If half the hoteliers’ time is spent online, is everything else covered during the second half of the day? Are we forgetting that the business is first about developing unique branded concepts that are matching the identified guest segment expectations and create an experience that will make the stay memorable? Or are we simply losing focus?

I feel that, sometimes, online tools are mistakenly becoming an end-goal rather than a means-goal.
Creating a memorable guest experience is the end-goal. Twitter&Co is a means-goal.

Internet is a magnifier

The Internet has changed our lives all together by giving us access quickly to information that was confidential before. It is especially true for the hospitality industry where the Internet has been a magnifier, giving the unique opportunity for independent hotels to quickly make a name for themselves and “advertise” widely their unique selling points and for guests to get endless alternatives.

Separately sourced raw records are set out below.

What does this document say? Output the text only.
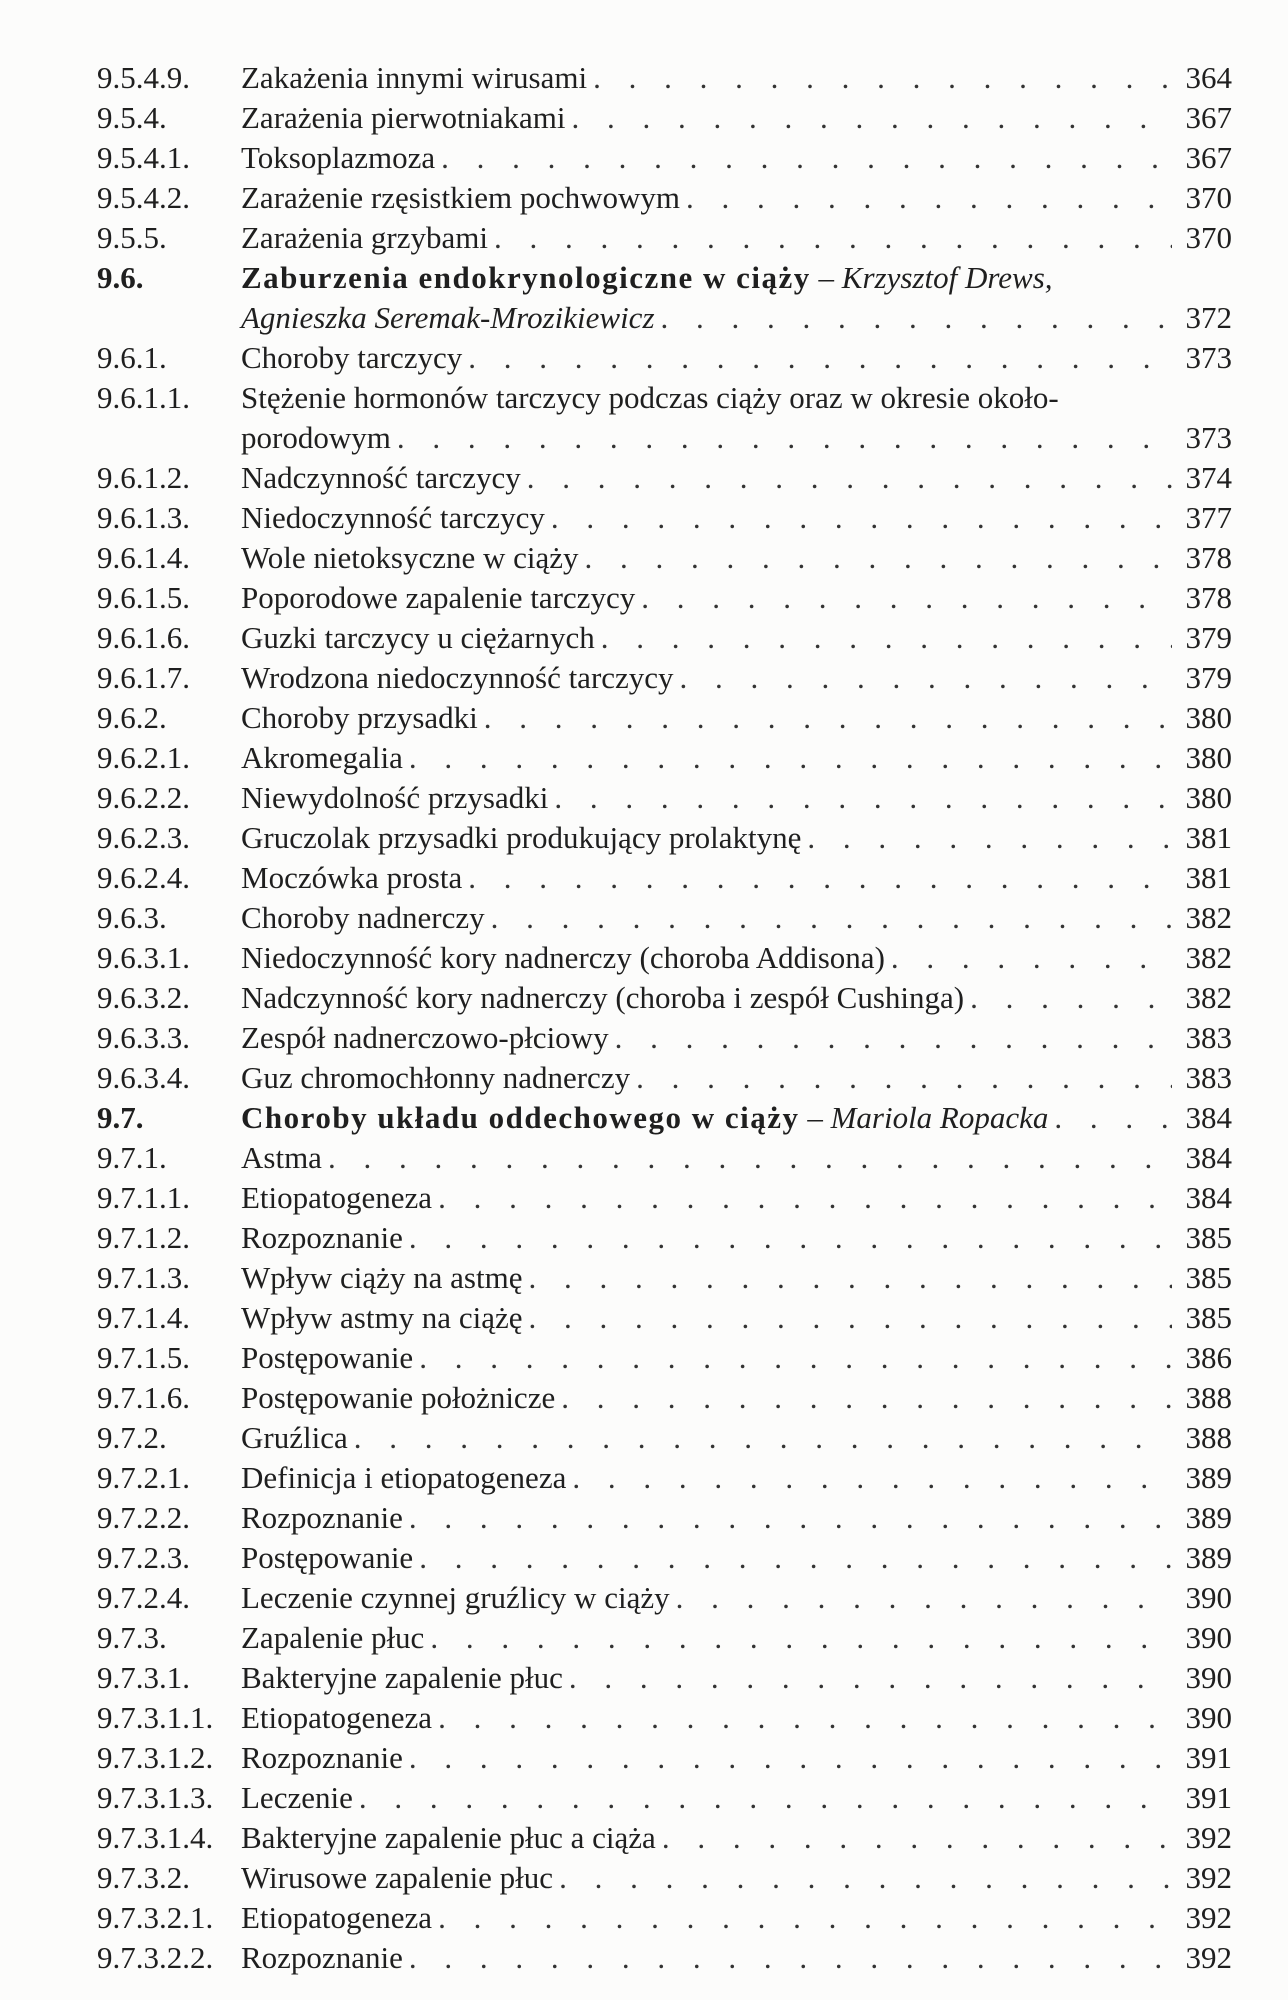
9.5.4.9.	Zakażenia innymi wirusami . . .	364
9.5.4.	Zarażenia pierwotniakami . . .	367
9.5.4.1.	Toksoplazmoza . . .	367
9.5.4.2.	Zarażenie rzęsistkiem pochwowym . . .	370
9.5.5.	Zarażenia grzybami . . .	370
9.6.	Zaburzenia endokrynologiczne w ciąży – Krzysztof Drews,
Agnieszka Seremak-Mrozikiewicz . . .	372
9.6.1.	Choroby tarczycy . . .	373
9.6.1.1.	Stężenie hormonów tarczycy podczas ciąży oraz w okresie około-
porodowym . . .	373
9.6.1.2.	Nadczynność tarczycy . . .	374
9.6.1.3.	Niedoczynność tarczycy . . .	377
9.6.1.4.	Wole nietoksyczne w ciąży . . .	378
9.6.1.5.	Poporodowe zapalenie tarczycy . . .	378
9.6.1.6.	Guzki tarczycy u ciężarnych . . .	379
9.6.1.7.	Wrodzona niedoczynność tarczycy . . .	379
9.6.2.	Choroby przysadki . . .	380
9.6.2.1.	Akromegalia . . .	380
9.6.2.2.	Niewydolność przysadki . . .	380
9.6.2.3.	Gruczolak przysadki produkujący prolaktynę . . .	381
9.6.2.4.	Moczówka prosta . . .	381
9.6.3.	Choroby nadnerczy . . .	382
9.6.3.1.	Niedoczynność kory nadnerczy (choroba Addisona) . . .	382
9.6.3.2.	Nadczynność kory nadnerczy (choroba i zespół Cushinga) . . .	382
9.6.3.3.	Zespół nadnerczowo-płciowy . . .	383
9.6.3.4.	Guz chromochłonny nadnerczy . . .	383
9.7.	Choroby układu oddechowego w ciąży
– Mariola Ropacka . . .	384
9.7.1.	Astma . . .	384
9.7.1.1.	Etiopatogeneza . . .	384
9.7.1.2.	Rozpoznanie . . .	385
9.7.1.3.	Wpływ ciąży na astmę . . .	385
9.7.1.4.	Wpływ astmy na ciążę . . .	385
9.7.1.5.	Postępowanie . . .	386
9.7.1.6.	Postępowanie położnicze . . .	388
9.7.2.	Gruźlica . . .	388
9.7.2.1.	Definicja i etiopatogeneza . . .	389
9.7.2.2.	Rozpoznanie . . .	389
9.7.2.3.	Postępowanie . . .	389
9.7.2.4.	Leczenie czynnej gruźlicy w ciąży . . .	390
9.7.3.	Zapalenie płuc . . .	390
9.7.3.1.	Bakteryjne zapalenie płuc . . .	390
9.7.3.1.1. Etiopatogeneza . . .	390
9.7.3.1.2. Rozpoznanie . . .	391
9.7.3.1.3. Leczenie . . .	391
9.7.3.1.4. Bakteryjne zapalenie płuc a ciąża . . .	392
9.7.3.2.	Wirusowe zapalenie płuc . . .	392
9.7.3.2.1. Etiopatogeneza . . .	392
9.7.3.2.2. Rozpoznanie . . .	392
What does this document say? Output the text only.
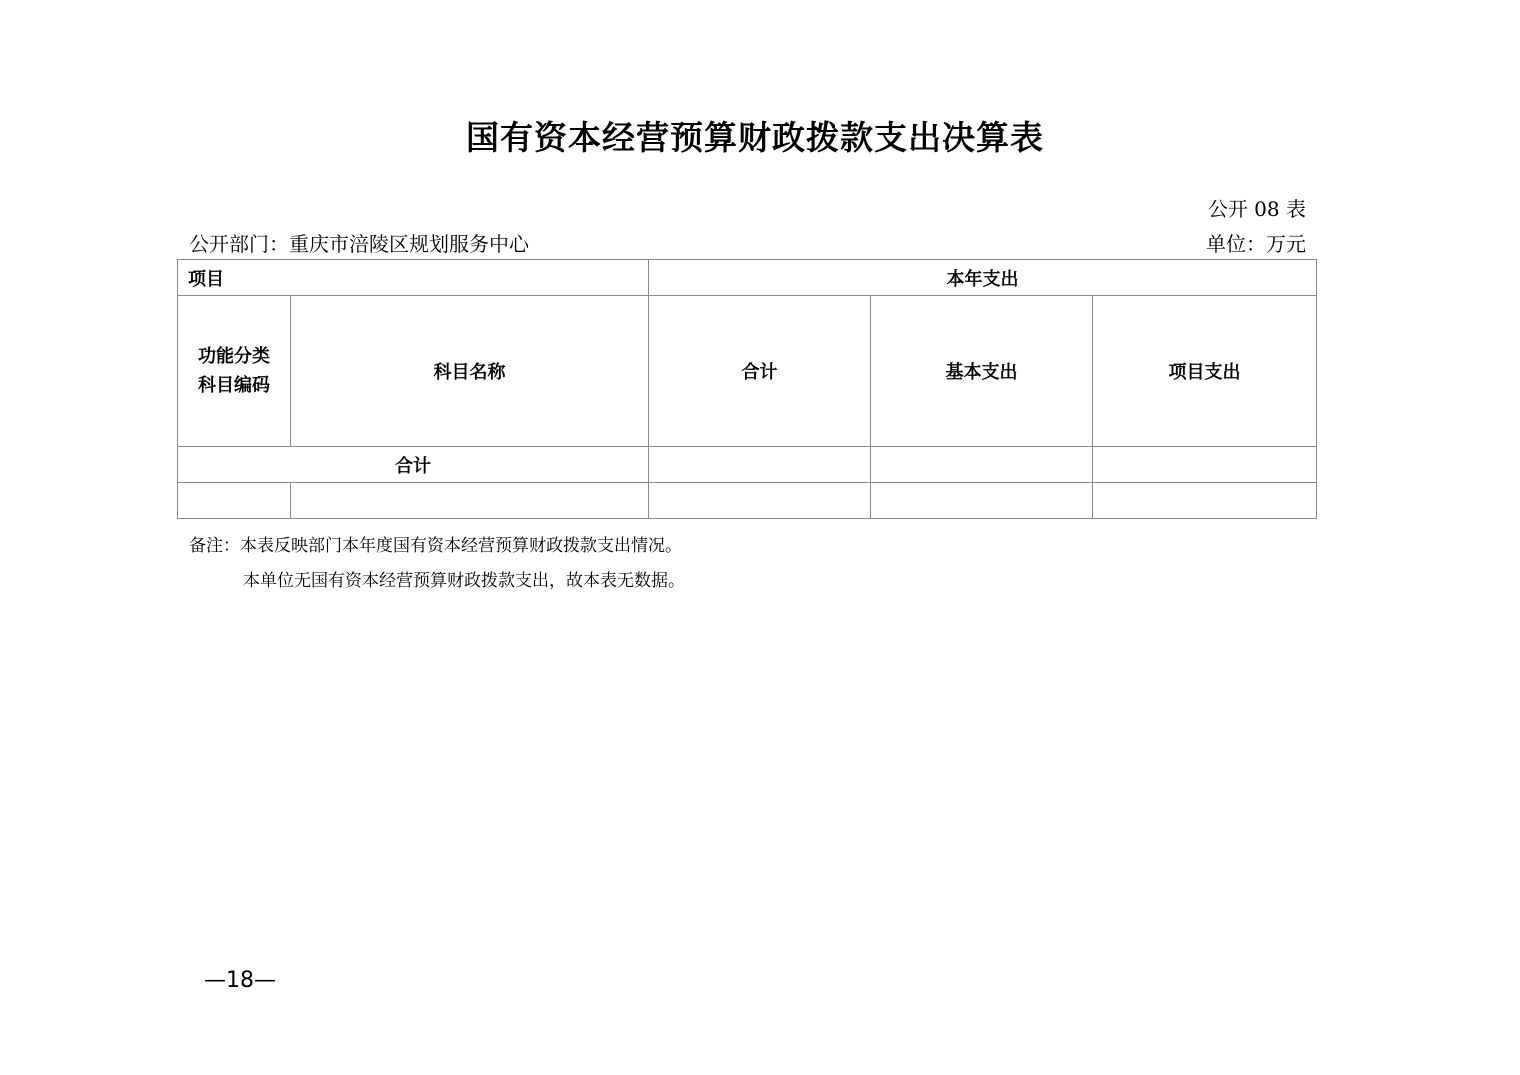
国有资本经营预算财政拨款支出决算表
公开 08 表
公开部门：重庆市涪陵区规划服务中心	单位：万元
项目		本年支出		

功能分类
科目编码	科目名称	合计	基本支出	项目支出
合计				

备注：本表反映部门本年度国有资本经营预算财政拨款支出情况。
本单位无国有资本经营预算财政拨款支出，故本表无数据。
—18—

However when a hotel is wrongly managed, with poor maintenance and approximate service, there is nothing that Twitter or Facebook can do about it. Issues are only going to be magnified. So get it right in your own backyard, figure out what your brand promises are, roll them out and then make it known. Or it will backfire on you (Tripadvisor being the best example of an online magnifier).

I am purposely being controversial as I know very well the power of the new media tools when they are well managed, however, it is always enriching to review our goals and separate the end-goals from the means-goals, and not lose focus.